[Telamond]

Today I synthesized β,β-diphenylpropiophenone through phenylmagnesium bromide making a conjugated addition to benzalacetophenone. I should add that the reactions occured in room temperature, without any heating. I attached what I think should be the correct reaction mechanism. I have some questions regarding this reaction.

1. Is the mechanism correctly drawn?
2. I thought that the grignard reagents were supposed to be hard nucleophiles, shouldn't they be more willingly to attack C=O instead of the C=C? Is it because it's steric hindered?
3. After the β,β-diphenylpropiophenone was formed I purified by recrystallization and through TLC I've lost all the by-products that was seen from the intermediate, leaving only the product. Should I expect any by-products other than the one in the mechanism? Will the reaction to the C=O happen at all?

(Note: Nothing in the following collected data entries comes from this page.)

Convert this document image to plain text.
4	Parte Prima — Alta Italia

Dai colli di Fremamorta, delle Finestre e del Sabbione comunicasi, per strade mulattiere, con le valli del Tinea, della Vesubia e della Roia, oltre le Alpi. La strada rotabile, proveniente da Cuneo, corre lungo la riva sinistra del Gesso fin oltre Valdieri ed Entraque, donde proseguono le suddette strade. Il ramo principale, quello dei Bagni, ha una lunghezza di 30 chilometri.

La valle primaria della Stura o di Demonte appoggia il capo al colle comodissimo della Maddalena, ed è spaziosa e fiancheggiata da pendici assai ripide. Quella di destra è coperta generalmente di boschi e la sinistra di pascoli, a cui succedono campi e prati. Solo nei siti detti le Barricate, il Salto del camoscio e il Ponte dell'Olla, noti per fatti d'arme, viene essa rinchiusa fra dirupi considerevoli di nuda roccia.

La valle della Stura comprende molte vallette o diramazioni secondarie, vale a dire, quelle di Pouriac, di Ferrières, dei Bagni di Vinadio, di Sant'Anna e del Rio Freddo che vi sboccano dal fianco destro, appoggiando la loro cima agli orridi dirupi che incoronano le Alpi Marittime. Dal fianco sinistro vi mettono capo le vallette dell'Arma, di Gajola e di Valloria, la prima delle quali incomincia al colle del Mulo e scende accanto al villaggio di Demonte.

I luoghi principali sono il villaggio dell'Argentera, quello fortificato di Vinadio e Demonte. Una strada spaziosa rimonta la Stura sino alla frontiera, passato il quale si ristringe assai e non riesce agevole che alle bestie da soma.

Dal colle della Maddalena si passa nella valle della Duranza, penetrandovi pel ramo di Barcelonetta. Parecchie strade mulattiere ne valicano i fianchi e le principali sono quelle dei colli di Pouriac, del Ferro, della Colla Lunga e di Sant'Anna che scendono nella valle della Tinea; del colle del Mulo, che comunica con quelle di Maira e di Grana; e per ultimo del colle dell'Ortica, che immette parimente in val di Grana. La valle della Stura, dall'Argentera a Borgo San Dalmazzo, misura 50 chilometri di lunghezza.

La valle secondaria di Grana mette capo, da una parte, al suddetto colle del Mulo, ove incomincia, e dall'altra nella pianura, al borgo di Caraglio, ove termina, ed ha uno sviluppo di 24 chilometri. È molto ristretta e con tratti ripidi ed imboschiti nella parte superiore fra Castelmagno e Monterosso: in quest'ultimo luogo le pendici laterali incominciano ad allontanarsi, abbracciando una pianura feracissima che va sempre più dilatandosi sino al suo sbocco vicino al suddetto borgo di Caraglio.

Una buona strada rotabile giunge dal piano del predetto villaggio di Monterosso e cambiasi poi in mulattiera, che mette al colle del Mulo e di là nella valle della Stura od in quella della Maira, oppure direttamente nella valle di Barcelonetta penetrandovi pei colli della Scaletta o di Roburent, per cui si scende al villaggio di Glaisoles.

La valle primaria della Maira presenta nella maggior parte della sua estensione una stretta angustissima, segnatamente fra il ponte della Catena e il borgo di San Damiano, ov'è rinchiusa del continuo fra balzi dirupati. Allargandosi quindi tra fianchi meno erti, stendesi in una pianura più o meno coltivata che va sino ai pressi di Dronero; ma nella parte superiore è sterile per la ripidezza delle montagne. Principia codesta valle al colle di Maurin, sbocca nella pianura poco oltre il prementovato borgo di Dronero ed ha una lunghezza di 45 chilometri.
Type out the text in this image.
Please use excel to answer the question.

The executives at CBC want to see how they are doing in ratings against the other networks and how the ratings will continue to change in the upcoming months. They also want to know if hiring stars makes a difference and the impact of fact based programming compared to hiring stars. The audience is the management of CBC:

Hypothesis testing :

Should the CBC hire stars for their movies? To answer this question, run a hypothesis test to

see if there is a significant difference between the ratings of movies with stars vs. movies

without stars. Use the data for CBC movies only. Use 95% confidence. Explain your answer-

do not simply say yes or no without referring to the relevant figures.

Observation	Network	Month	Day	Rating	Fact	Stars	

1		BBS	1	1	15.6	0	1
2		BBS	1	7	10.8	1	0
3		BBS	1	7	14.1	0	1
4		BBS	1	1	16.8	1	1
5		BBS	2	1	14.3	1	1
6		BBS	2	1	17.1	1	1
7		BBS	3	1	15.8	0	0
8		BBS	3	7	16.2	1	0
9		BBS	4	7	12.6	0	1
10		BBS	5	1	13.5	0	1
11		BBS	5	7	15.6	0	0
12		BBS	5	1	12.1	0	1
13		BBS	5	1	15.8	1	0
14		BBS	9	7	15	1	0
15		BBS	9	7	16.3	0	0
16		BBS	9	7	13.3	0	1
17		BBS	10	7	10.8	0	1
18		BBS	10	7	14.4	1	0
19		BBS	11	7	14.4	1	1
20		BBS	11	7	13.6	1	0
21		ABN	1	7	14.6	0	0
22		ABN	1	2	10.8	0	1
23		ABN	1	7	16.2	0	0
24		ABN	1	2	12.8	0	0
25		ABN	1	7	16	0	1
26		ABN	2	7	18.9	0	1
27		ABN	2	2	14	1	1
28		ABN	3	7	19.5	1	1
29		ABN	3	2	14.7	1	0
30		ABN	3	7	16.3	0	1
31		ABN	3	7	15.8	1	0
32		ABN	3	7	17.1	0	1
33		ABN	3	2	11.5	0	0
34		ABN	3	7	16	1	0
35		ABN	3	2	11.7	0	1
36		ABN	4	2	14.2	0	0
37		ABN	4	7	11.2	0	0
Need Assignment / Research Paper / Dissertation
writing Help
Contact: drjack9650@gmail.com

Please forgive me if there's any mistakes in my English.
Thank you for your time.

[macman104]

1)  The mechanism, glancing at it, makes sense for a conjugate addition to me.
2)  Indeed, which would be my primary question.  Grignards typically are hard nucleophiles and tend to add 1,2 instead of 1,4.  Also, there should be any steric problem, because the grignard would attack the carbonyl from the above, and the whole molecule is planar.
3)  It's hard to say, given this question, I would have predicted the grignard attacking the carbonyl.

[Telamond]

I'll receive my answer through NMR tomorrow.

Just wanted to add that column chromatography is really aweful! You use all that organic solvents!
Isn't there a better way to separate/purify ~1 g sample?